Once passwords to the remote systems were obtained, an intruder could log in and use a variety of software "tool kits" to upgrade his privileges - known as gaining root access. That makes it possible to steal information and steal more passwords.
The operation took advantage of the vulnerability of Internet-connected computers whose security software had not been brought up to date.
In the Cisco case, the passwords to Cisco computers were sent from a compromised computer by a legitimate user unaware of the Trojan horse. The intruder captured the passwords and then used them to enter Cisco's computers and steal the programming instructions, according to the security investigators.
A security expert involved in the investigation speculated that the Cisco programming instructions were stolen as part of an effort to establish the intruder's credibility in online chat rooms he frequented.

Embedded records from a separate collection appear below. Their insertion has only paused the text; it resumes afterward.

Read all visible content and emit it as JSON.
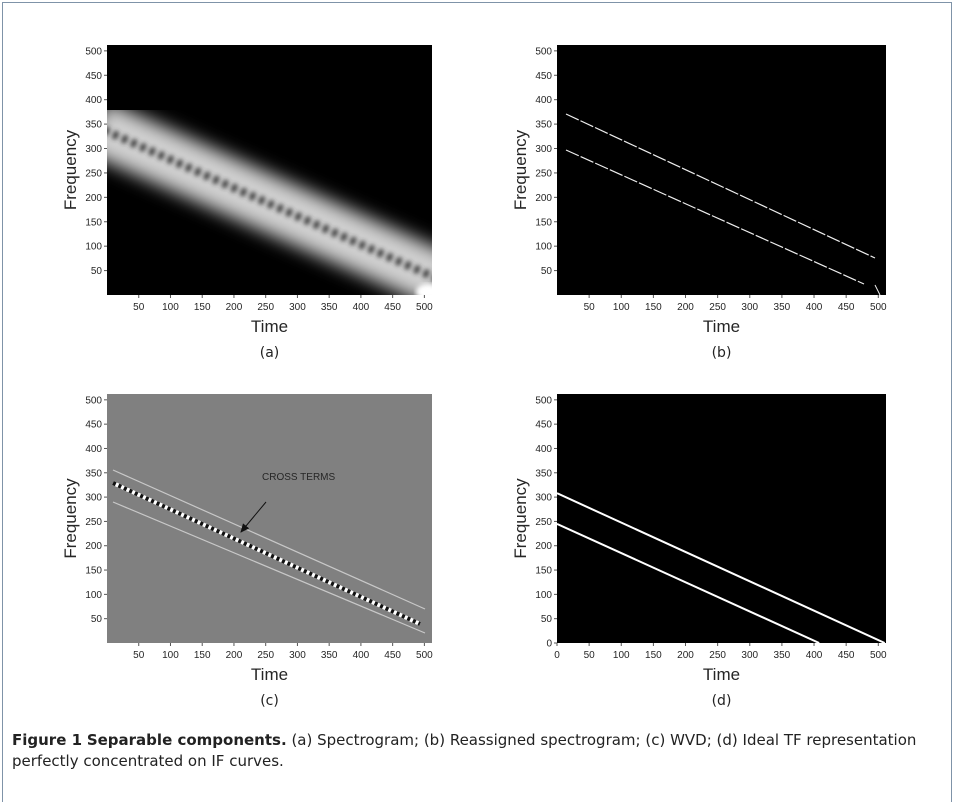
{
  "chart_data": [
    {
      "type": "image",
      "label": "(a)",
      "xlabel": "Time",
      "ylabel": "Frequency",
      "background": "#000000",
      "xlim": [
        0,
        512
      ],
      "ylim": [
        0,
        512
      ],
      "xticks": [
        50,
        100,
        150,
        200,
        250,
        300,
        350,
        400,
        450,
        500
      ],
      "yticks": [
        50,
        100,
        150,
        200,
        250,
        300,
        350,
        400,
        450,
        500
      ]
    },
    {
      "type": "image",
      "label": "(b)",
      "xlabel": "Time",
      "ylabel": "Frequency",
      "background": "#000000",
      "xlim": [
        0,
        512
      ],
      "ylim": [
        0,
        512
      ],
      "xticks": [
        50,
        100,
        150,
        200,
        250,
        300,
        350,
        400,
        450,
        500
      ],
      "yticks": [
        50,
        100,
        150,
        200,
        250,
        300,
        350,
        400,
        450,
        500
      ]
    },
    {
      "type": "image",
      "label": "(c)",
      "xlabel": "Time",
      "ylabel": "Frequency",
      "background": "#808080",
      "annotation": "CROSS TERMS",
      "xlim": [
        0,
        512
      ],
      "ylim": [
        0,
        512
      ],
      "xticks": [
        50,
        100,
        150,
        200,
        250,
        300,
        350,
        400,
        450,
        500
      ],
      "yticks": [
        50,
        100,
        150,
        200,
        250,
        300,
        350,
        400,
        450,
        500
      ]
    },
    {
      "type": "line",
      "label": "(d)",
      "xlabel": "Time",
      "ylabel": "Frequency",
      "background": "#000000",
      "xlim": [
        0,
        512
      ],
      "ylim": [
        0,
        512
      ],
      "xticks": [
        0,
        50,
        100,
        150,
        200,
        250,
        300,
        350,
        400,
        450,
        500
      ],
      "yticks": [
        0,
        50,
        100,
        150,
        200,
        250,
        300,
        350,
        400,
        450,
        500
      ],
      "series": [
        {
          "color": "#ffffff",
          "x": [
            0,
            510
          ],
          "values": [
            308,
            0
          ]
        },
        {
          "color": "#ffffff",
          "x": [
            0,
            408
          ],
          "values": [
            245,
            0
          ]
        }
      ]
    }
  ],
  "caption": {
    "label": "Figure 1",
    "title": "Separable components.",
    "text": "(a) Spectrogram; (b) Reassigned spectrogram; (c) WVD; (d) Ideal TF representation perfectly concentrated on IF curves."
  }
}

Last May, the security investigators were able to install surveillance software on the University of Minnesota computer network when they discovered that an intruder was using it as a staging base for hundreds of Internet attacks. During a two-day period they watched as the intruder tried to break into more than 100 locations on the Internet and was successful in gaining root access to more than 50.

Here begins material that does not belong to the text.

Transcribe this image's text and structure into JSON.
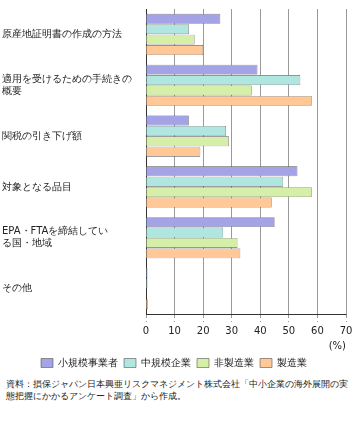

When possible, they alerted organizations that were victims of attacks, which would then shut out the intruder and patch their systems.
As the attacks were first noted in April 2004, a researcher at the University of California, Berkeley, found that her own computer had been invaded. The researcher, Wren Montgomery, began to receive taunting e-mail messages from someone going by the name Stakkato - now believed by the authorities to have been the primary intruder - who also boasted of breaking in to computers at military installations.
"Patuxent River totally closed their networks," he wrote in a message sent that month, referring to the Patuxent River Naval Air Station in Maryland. "They freaked out when I said I stole F-18 blueprints."
A Navy spokesman at Patuxent River, James Darcy, said Monday said that "if there was some sort of attempted breach on those addresses, it was not significant enough of an action to have generated a report."
Monte Marlin, a spokeswoman for the White Sands Missile Range in New Mexico, whose computers Stakkato also claimed to have breached, confirmed Monday that there had been "unauthorized access" but said, "The only information obtained was weather forecast information."
The messages also claimed an intrusion into seven computers serving NASA's Jet Propulsion Laboratory in Pasadena, Calif. A computer security expert investigating the case confirmed that computers at several NASA sites, including the propulsion laboratory, had been breached. A spokesman said the laboratory did not comment on computer breaches.
Ms. Montgomery, a graduate student in geophysics, said that in a fit of anger, Stakkato had erased her computer file directory and had destroyed a year and a half of her e-mail stored on a university computer.
She guessed that she might have provoked him by referring to him as a "quaint hacker" in a communication with system administrators, which he monitored.
"It was inconvenient," she said of the loss of her e-mail, "and it's the thing that seems to happen when you have malicious teenage hackers running around with no sense of ethics."